I’ve run into a bit of frustration in Azure when working in multi-domain environments. Our organization uses 4 different TLDs, only one of which is the Active Directory domain. This makes it kind of annoying to configure domain-joined Linux VMs that aren’t in the primary Active Directory domain. This is a little unclear, so let me give an example.
In Contoso Organization, there are several business units. Among them are business unit A (which uses domain businessA.net) and business unit B (which uses domain businessB.net). But there is a single Active Directory domain, businessA.net. Joining a Linux machine to businessA.net is no problem. But joining the Linux machine to businessB.net is a little more involved when the machine is built in Azure, due to the functioning of cloud-init. Luckily, it’s possible to tell cloud-init to do what we want, but it has to be done _at the time of provisioning_ or it won’t work.
Under normal circumstances, you’d update your netplan file to include the correct search domain. But in Azure, your netplan is overwritten every boot by cloud-init. So unless cloud-init knows what you want in your netplan file, you’ll just keep wiping out your changes every reboot. You’d also have to set your hostname to the FQDN (i.e. hostname.businessB.net) that you are registering in DNS.
So, how to accomplish this? First, you will need to set the config data in your Azure VM deployment (under Advanced tab) to a valid cloud-init config file (see https://cloud-init.readthedocs.io). Ensure it starts with #cloud-config
or it won’t be processed. The following config file works for businessB.net:
#cloud-config
preserve_hostname: false
fqdn: hostname.businessb.net
prefer_fqdn_over_hostname: true
manage_resolv_conf: true
resolv_conf:
nameservers:
- 127.0.0.53
domain: businessb.net
searchdomains:
- businessb.net
Some quick notes about this. First, note the use of preserve_hostname:false and prefer_fqdn_over_hostname:true. This will cause cloud-init to use the fqdn as the hostname, and won’t prevent the existing hostname (i.e. the Azure VM name) from being overwritten.

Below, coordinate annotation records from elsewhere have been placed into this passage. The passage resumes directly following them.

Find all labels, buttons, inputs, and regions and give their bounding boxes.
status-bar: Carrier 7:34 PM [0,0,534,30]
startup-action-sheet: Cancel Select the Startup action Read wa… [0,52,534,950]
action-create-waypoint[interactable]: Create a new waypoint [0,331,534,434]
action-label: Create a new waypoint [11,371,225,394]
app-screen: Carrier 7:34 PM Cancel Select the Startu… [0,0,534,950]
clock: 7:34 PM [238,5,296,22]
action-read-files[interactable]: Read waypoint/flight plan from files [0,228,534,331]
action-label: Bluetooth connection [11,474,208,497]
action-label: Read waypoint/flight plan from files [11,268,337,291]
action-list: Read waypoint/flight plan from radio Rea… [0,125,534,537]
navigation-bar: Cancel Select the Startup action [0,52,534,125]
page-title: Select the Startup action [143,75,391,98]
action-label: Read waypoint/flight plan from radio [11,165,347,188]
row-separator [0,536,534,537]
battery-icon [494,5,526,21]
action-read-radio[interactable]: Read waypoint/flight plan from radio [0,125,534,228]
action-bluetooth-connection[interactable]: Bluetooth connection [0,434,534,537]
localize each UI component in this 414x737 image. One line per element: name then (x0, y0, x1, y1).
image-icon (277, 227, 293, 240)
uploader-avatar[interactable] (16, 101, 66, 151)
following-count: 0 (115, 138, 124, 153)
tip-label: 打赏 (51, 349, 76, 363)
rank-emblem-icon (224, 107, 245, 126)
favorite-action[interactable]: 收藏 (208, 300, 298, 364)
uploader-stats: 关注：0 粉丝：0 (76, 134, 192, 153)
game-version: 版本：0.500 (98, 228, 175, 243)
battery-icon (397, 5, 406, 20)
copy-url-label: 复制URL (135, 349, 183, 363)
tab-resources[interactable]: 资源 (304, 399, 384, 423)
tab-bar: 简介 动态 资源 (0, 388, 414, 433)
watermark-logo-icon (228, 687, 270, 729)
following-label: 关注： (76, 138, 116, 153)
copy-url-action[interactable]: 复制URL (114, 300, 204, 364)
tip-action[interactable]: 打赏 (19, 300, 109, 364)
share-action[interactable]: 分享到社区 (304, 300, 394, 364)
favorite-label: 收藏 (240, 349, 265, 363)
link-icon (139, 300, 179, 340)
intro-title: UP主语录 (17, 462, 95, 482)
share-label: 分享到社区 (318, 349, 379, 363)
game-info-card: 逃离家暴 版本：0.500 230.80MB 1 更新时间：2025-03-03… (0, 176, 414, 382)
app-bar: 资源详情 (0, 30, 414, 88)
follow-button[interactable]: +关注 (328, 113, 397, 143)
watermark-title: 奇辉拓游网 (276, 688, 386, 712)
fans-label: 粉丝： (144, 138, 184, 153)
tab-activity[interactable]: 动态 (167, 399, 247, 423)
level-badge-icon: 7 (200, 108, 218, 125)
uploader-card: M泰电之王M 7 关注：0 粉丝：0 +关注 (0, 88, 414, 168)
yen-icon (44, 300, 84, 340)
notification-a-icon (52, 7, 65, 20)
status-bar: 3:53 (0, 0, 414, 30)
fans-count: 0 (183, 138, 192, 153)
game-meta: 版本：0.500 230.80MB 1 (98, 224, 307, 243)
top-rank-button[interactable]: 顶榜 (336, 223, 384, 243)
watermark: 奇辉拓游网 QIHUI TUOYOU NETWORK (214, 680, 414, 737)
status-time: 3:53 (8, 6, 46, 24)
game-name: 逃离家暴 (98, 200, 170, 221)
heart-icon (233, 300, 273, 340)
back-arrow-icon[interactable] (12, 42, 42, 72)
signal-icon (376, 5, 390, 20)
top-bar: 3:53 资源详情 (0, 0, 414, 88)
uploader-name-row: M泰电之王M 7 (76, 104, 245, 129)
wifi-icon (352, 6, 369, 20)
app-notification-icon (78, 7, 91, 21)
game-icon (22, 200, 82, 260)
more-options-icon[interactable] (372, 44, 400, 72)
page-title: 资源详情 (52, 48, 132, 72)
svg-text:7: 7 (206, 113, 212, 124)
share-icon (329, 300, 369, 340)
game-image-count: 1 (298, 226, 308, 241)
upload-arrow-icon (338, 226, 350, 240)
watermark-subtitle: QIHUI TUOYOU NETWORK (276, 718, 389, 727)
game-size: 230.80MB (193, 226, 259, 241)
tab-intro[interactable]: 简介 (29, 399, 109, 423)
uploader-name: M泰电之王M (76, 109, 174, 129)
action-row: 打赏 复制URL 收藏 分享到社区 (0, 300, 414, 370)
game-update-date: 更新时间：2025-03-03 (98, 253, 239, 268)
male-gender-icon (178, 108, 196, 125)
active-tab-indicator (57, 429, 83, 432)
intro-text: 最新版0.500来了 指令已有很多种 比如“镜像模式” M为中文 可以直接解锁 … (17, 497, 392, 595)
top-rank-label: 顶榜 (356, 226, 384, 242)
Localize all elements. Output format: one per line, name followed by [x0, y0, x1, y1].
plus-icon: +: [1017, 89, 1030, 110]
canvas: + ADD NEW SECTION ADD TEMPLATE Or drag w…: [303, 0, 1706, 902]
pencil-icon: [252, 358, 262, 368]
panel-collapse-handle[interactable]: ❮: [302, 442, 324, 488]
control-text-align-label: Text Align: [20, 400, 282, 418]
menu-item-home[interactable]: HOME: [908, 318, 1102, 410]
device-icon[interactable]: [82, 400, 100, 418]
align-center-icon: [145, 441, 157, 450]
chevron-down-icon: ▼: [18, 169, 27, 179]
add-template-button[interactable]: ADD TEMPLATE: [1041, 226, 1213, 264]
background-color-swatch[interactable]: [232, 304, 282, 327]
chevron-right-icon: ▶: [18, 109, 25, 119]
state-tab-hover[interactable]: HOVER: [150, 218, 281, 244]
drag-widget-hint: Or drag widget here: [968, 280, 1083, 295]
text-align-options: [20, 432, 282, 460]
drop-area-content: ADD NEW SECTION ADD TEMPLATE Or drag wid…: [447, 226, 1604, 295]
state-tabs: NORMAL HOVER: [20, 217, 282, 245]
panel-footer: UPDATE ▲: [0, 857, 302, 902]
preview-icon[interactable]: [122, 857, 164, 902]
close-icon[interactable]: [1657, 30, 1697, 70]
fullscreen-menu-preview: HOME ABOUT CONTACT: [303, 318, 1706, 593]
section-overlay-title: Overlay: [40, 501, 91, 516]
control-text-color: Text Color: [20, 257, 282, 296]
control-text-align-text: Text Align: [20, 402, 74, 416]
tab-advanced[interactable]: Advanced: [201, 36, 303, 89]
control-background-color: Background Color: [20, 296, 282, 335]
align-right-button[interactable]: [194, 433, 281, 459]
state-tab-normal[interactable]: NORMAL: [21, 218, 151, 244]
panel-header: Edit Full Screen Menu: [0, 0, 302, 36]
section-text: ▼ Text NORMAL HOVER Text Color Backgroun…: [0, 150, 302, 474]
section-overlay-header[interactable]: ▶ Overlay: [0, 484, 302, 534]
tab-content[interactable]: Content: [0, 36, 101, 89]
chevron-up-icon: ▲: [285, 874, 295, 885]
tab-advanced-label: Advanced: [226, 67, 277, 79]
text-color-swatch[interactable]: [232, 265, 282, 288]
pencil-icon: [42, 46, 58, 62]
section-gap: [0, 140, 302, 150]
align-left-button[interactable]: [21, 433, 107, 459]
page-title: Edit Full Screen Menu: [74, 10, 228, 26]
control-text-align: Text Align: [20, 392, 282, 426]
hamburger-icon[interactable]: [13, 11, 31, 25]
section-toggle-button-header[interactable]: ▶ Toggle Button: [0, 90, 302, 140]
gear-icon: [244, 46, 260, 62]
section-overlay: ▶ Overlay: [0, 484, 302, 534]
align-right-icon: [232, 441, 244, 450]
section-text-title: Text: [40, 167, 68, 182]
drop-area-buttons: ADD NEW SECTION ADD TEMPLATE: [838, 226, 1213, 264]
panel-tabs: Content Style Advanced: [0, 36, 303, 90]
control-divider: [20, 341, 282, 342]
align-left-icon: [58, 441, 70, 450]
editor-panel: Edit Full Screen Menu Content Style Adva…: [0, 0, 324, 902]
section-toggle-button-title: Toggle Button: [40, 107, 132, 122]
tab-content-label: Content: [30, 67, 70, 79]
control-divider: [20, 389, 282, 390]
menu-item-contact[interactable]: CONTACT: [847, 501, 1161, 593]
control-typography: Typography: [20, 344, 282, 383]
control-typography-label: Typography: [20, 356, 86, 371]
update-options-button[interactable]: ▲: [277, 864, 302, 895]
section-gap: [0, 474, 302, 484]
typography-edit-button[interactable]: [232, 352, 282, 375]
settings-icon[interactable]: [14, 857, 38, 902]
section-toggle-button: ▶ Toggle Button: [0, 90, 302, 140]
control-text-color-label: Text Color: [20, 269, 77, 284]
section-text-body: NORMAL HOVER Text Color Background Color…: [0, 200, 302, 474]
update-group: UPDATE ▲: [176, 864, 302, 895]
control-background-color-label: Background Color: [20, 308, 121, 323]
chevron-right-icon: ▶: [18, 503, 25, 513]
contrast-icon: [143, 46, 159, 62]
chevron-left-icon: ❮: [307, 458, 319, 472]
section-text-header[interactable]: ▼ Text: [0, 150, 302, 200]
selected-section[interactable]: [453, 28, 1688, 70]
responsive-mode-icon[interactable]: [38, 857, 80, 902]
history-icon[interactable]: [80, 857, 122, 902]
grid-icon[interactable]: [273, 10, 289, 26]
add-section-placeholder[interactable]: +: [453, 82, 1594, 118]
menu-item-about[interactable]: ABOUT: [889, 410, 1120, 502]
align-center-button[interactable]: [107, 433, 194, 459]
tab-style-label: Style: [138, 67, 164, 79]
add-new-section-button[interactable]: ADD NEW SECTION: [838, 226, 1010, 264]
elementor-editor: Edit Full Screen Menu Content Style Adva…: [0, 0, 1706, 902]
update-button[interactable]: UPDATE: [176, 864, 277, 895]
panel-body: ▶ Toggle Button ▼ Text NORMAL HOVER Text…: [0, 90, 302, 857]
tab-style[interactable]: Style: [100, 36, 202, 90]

If only it were so simple! After booting the machine for the first time, you will see that the hostname is indeed hostname.businessb.net, but resolv.conf is still the default resolv.conf created by Azure. It’s like it didn’t read our resolv_conf configuration at all! In fact, this is exactly what has happened. resolv_conf module is not enabled by default in /etc/cloud/cloud.cfg, and must be added to the cloud_config_modules section.
But even that is not enough. On Ubuntu, the resolv_conf module is not verified, so you also have to tell cloud-init that you’re ok with that (it seems to do what I’d expect…). You can do so by adding a section unverified_modules
underneath cloud_final_modules
, and add a single entry, resolv_conf (Ensure it’s valid YAML!)
At this point, the system should be ready to accept the complete configuration from cloud-init, but the initial setup has already run. We will need to tell cloud-init to rerun the initial configuration, by executing the following commands in order:
# cloud-init clean --logs
# cloud-init init --local
# cloud-init init
# cloud-init modules
WARNING! This will regenerate your system SSH keys, so make sure you’re prepared for that. Do this immediately after you boot for the first time.
At this point, resolv.conf should have the correct contents:
nameserver 127.0.0.53
domain businessb.net
search businessb.net
It will also contain a comment saying that it won’t do this again. Note that we’re using 127.0.0.53, the systemd-resolved. You can feel free to change this and disable systemd-resolved.
That’s a bit about cloud-config, and a problem common enough for me to write about.